İstanbul’un yeşil alanlarından birisinin daha betonlaştırılmasına karşı çıkanlara reva görülen amansız şiddete duyulan tepki milyonların ekolojik bir yaşam, eşitlik, özgürlük, laiklik, adalet ve demokrasi talebi ile birleşerek o ağaçların yeşeren dalları gibi kısa sürede tüm ülkeyi sardı. Yıllardır süren antidemokratik ve baskıcı ortamda bu ülkede yaşayan milyonlar yaşam alanlarına ve yaşam tarzlarına dönük saldırılarla karşı karşıya kaldı.
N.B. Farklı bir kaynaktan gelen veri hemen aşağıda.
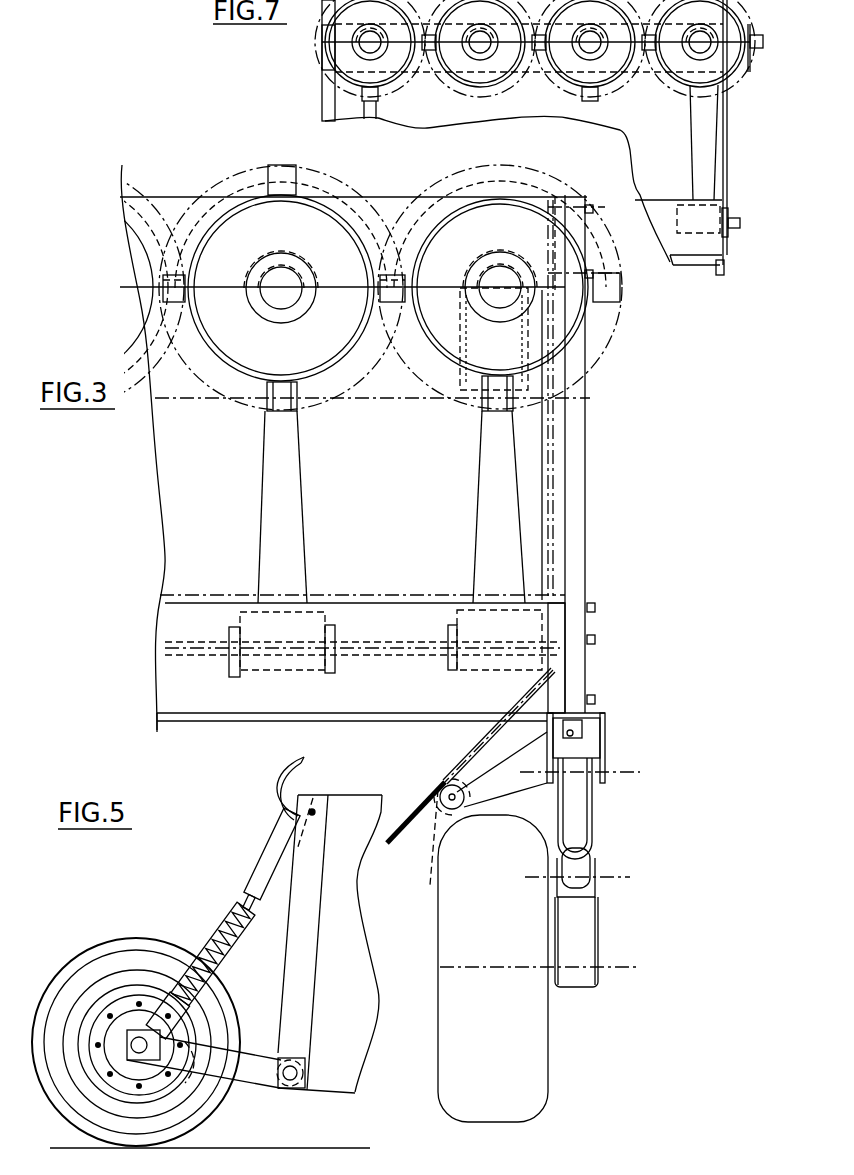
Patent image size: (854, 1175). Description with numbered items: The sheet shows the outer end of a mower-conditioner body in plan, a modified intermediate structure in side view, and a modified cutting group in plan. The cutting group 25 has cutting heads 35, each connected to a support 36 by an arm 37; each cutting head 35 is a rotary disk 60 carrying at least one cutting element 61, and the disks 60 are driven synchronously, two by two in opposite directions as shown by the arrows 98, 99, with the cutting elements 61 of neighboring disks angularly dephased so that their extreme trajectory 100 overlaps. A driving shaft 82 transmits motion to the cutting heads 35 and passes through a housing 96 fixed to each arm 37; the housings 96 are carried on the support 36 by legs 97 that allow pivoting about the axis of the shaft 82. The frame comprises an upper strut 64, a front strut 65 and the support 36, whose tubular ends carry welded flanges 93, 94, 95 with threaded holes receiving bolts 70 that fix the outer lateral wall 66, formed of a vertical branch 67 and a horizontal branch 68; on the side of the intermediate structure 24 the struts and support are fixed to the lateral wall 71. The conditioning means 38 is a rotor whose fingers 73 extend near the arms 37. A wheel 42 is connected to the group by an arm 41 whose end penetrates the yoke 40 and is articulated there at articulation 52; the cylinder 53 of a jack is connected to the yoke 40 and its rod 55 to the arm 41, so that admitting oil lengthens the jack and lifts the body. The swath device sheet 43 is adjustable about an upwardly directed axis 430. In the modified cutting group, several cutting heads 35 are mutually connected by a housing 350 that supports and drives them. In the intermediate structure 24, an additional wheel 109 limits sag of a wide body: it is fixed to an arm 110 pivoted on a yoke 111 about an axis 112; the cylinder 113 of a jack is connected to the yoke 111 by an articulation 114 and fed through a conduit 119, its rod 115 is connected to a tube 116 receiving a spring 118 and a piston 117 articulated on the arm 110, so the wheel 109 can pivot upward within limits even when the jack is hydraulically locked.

In FIG. 5, the intermediate structure 24 is at (357, 1014).
In FIG. 3, the cutting group 25 is at (222, 182).
In FIG. 7, the cutting head 35 is at (384, 100).
In FIG. 3, the cutting head 35 is at (326, 196).
In FIG. 7, the support 36 is at (708, 266).
In FIG. 3, the support 36 is at (232, 722).
In FIG. 7, the arm 37 is at (372, 110).
In FIG. 3, the arm 37 is at (270, 510).
In FIG. 3, the conditioning means 38 is at (556, 475).
In FIG. 3, the yoke 40 is at (606, 752).
In FIG. 3, the arm 41 is at (585, 950).
In FIG. 3, the wheel 42 is at (543, 1060).
In FIG. 3, the swath device sheet 43 is at (417, 815).
In FIG. 3, the articulation 52 is at (610, 878).
In FIG. 3, the cylinder 53 is at (580, 805).
In FIG. 3, the rod 55 is at (576, 870).
In FIG. 3, the rotary disk 60 is at (250, 355).
In FIG. 3, the cutting element 61 is at (281, 172).
In FIG. 7, the upper strut 64 is at (685, 250).
In FIG. 3, the upper strut 64 is at (170, 618).
In FIG. 3, the front strut 65 is at (177, 290).
In FIG. 7, the lateral wall 66 is at (322, 88).
In FIG. 3, the lateral wall 66 is at (588, 521).
In FIG. 3, the vertical branch 67 is at (582, 678).
In FIG. 3, the horizontal branch 68 is at (585, 412).
In FIG. 3, the bolts 70 is at (594, 212).
In FIG. 7, the lateral wall 71 is at (727, 160).
In FIG. 3, the fingers 73 is at (466, 345).
In FIG. 7, the driving shaft 82 is at (738, 226).
In FIG. 3, the driving shaft 82 is at (387, 648).
In FIG. 3, the flange 93 is at (561, 200).
In FIG. 3, the flange 94 is at (568, 606).
In FIG. 3, the flange 95 is at (566, 734).
In FIG. 7, the housing 96 is at (692, 218).
In FIG. 3, the housing 96 is at (308, 630).
In FIG. 3, the legs 97 is at (236, 630).
In FIG. 3, the arrow 98 is at (347, 266).
In FIG. 3, the arrow 99 is at (434, 276).
In FIG. 3, the extreme trajectory 100 is at (378, 197).
In FIG. 5, the additional wheel 109 is at (66, 972).
In FIG. 5, the arm 110 is at (260, 1070).
In FIG. 5, the yoke 111 is at (297, 998).
In FIG. 5, the axis 112 is at (296, 1084).
In FIG. 5, the cylinder 113 is at (264, 872).
In FIG. 5, the articulation 114 is at (315, 814).
In FIG. 5, the rod 115 is at (246, 899).
In FIG. 5, the tube 116 is at (222, 936).
In FIG. 5, the piston 117 is at (126, 990).
In FIG. 5, the spring 118 is at (212, 962).
In FIG. 5, the conduit 119 is at (280, 790).
In FIG. 7, the housing 350 is at (530, 62).
In FIG. 3, the axis 430 is at (457, 800).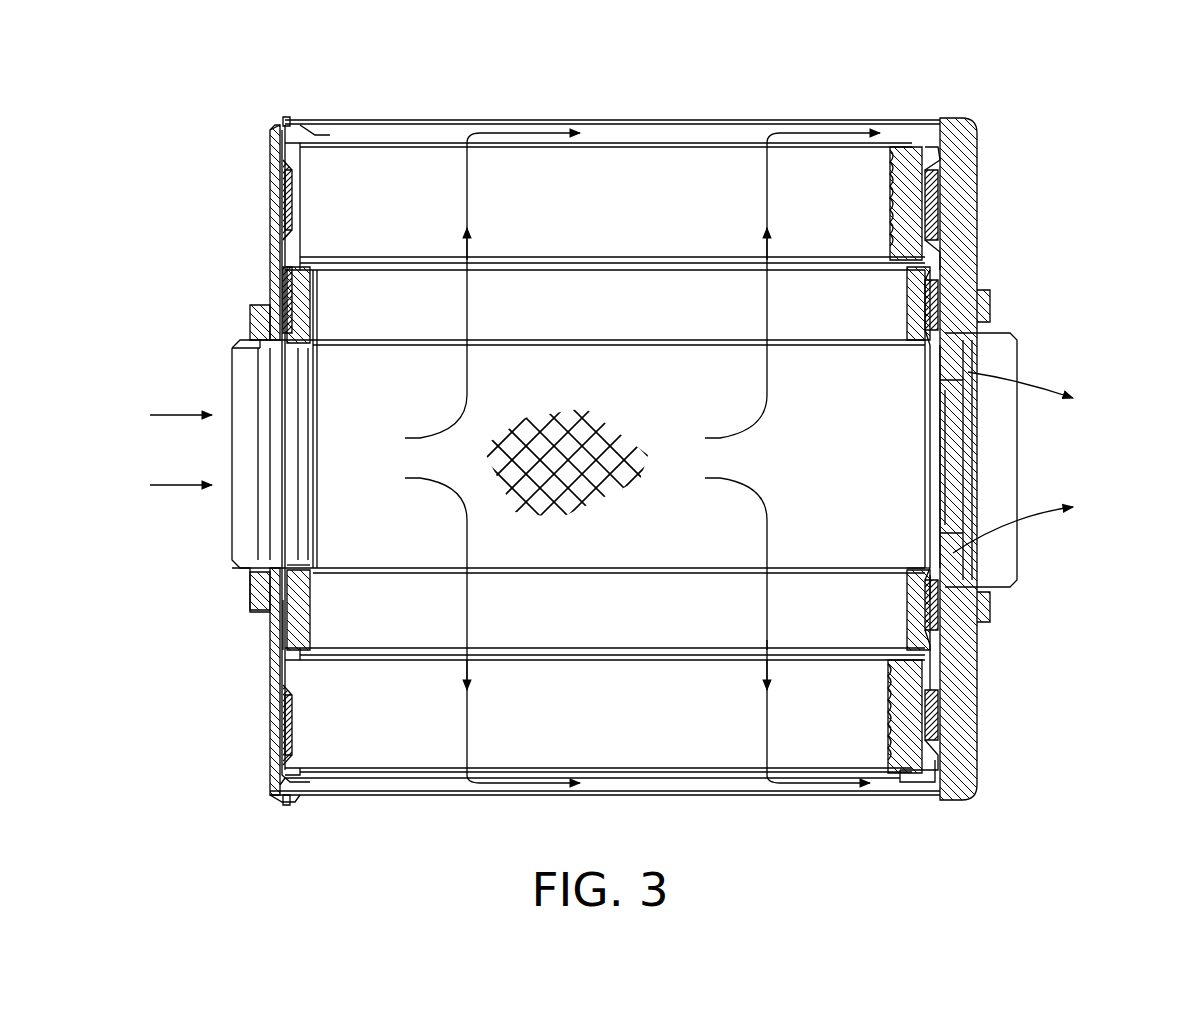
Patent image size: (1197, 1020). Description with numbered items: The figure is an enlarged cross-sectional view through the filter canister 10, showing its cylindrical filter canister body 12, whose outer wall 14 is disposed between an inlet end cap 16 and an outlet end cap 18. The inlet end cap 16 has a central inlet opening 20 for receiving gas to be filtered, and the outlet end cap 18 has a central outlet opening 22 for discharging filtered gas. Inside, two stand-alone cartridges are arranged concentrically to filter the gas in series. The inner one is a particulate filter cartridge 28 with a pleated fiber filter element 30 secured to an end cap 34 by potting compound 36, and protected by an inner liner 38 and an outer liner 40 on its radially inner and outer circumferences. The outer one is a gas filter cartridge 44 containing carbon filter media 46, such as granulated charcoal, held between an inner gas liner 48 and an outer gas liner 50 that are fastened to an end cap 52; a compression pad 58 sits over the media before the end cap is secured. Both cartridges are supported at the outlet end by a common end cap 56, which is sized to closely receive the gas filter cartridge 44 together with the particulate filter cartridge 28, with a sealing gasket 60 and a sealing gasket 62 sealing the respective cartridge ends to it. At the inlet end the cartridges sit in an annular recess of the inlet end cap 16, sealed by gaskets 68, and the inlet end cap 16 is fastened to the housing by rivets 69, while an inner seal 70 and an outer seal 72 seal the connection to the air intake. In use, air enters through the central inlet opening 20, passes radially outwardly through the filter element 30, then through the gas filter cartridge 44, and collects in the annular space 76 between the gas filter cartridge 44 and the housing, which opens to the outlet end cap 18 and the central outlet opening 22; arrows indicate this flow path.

Kaç çocuk sahibi olacaklarından, çocuklarını hangi okullara göndereceklerine, nasıl giyinip ne yiyip içeceklerine kadar yaşamlarının her hücresine müdahale edilen, en temel sendikal hakları tek tek ellerinden alınan milyonlar kölece çalışma koşullarına “yeter artık” diyerek omuz omuza verdiler. Demokrasiye, adalete, özgürlüğe susamış her yaştan, her kimlikten, her düşünceden, her inançtan, her meslekten milyonlar dayanışmayı, karşılıklı saygı ve sevgiyi, kardeşliği temel alan bir toplumsal direnişe, GEZİ’YE imza attılar.
Siyasal iktidar ve yandaşları, farklılıkları zenginlik olarak gören, hiç kimseyi ötekileştirmeyen, dışlamayan GEZİ’nin değerlerine, demokrasi, özgürlük, adalet, eşitlik talebine adeta savaş açtı.
Olmadık yalanlara, iftiralara sığındılar.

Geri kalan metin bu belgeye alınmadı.